Another consideration is the fees and costs that come along with home equity loans and HELOCs. Homeowners who are processing their home equity loan through the same lender that holds their first mortgage may find that some of the fees are reduced, and some banks offer low- or no-fee home equity loan processing. Most home equity loans, however, are treated the same way as a mortgage application, because the house is the collateral for the loan and the lender has to make sure it can collect that collateral in the event that the borrower defaults. Borrowers are often expected to pay an application fee, title search fee, appraisal fee, and potentially other filing fees, plus they may need to pay attorneys’ fees and other assorted closing costs. These can really mount up quickly, and especially if the loan will be relatively small, the costs may negate the value of the loan itself.

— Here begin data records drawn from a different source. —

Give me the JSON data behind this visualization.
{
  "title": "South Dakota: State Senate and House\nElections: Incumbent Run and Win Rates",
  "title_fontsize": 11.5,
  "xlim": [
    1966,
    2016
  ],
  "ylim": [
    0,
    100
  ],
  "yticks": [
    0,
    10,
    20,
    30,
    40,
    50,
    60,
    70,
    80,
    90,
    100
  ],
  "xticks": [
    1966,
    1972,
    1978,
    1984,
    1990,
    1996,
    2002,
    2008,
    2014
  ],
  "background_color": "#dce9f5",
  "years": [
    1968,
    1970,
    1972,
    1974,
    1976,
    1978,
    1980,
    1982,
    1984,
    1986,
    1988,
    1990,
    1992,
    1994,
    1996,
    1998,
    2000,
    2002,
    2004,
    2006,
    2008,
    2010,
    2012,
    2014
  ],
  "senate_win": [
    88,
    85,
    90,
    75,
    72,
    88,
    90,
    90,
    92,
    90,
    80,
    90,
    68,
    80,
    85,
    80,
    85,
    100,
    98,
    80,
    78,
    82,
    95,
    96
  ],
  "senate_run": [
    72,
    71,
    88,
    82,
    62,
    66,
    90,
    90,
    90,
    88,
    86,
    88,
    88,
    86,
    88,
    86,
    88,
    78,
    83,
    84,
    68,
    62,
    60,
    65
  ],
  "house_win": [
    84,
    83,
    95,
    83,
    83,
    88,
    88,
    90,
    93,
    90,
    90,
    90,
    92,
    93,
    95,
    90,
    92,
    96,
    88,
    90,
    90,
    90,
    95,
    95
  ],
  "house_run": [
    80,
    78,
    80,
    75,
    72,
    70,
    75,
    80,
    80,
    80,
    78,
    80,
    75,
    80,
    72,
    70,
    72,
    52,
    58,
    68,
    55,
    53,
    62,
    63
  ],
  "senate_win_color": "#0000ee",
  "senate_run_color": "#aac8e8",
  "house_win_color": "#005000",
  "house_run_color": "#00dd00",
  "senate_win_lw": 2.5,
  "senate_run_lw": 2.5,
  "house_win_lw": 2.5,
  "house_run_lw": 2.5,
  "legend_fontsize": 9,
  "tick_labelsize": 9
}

Finally, it’s key for homeowners to remember that taking out a home equity loan is adding what is essentially a second mortgage payment on top of the current one. This may absolutely be easier than keeping track of and paying a stack of smaller bills each month. It’s true that if a homeowner has bad credit a home equity loan may not be an option, and a lender will prevent the homeowner from borrowing more than it thinks they’ll be able to afford. But here’s the thing: If a homeowner unexpectedly falls on hard financial times and has trouble paying their bills, being late on that stack of smaller bills will result in fines and fees, while repeatedly being late on two mortgages can cost them their home. There’s a lot at stake when borrowing heavily against a home. Homeowners will want to shop around, choose a trustworthy lender, and decide how much they need to borrow to accomplish the projects they have in mind rather than taking as much as they possibly can.

Once a homeowner has found a trustworthy lender and settled on one of the best home equity loans, they can enjoy working on their home improvement project or paying for their wedding, and celebrate the discipline it took to build enough equity to use for those purposes.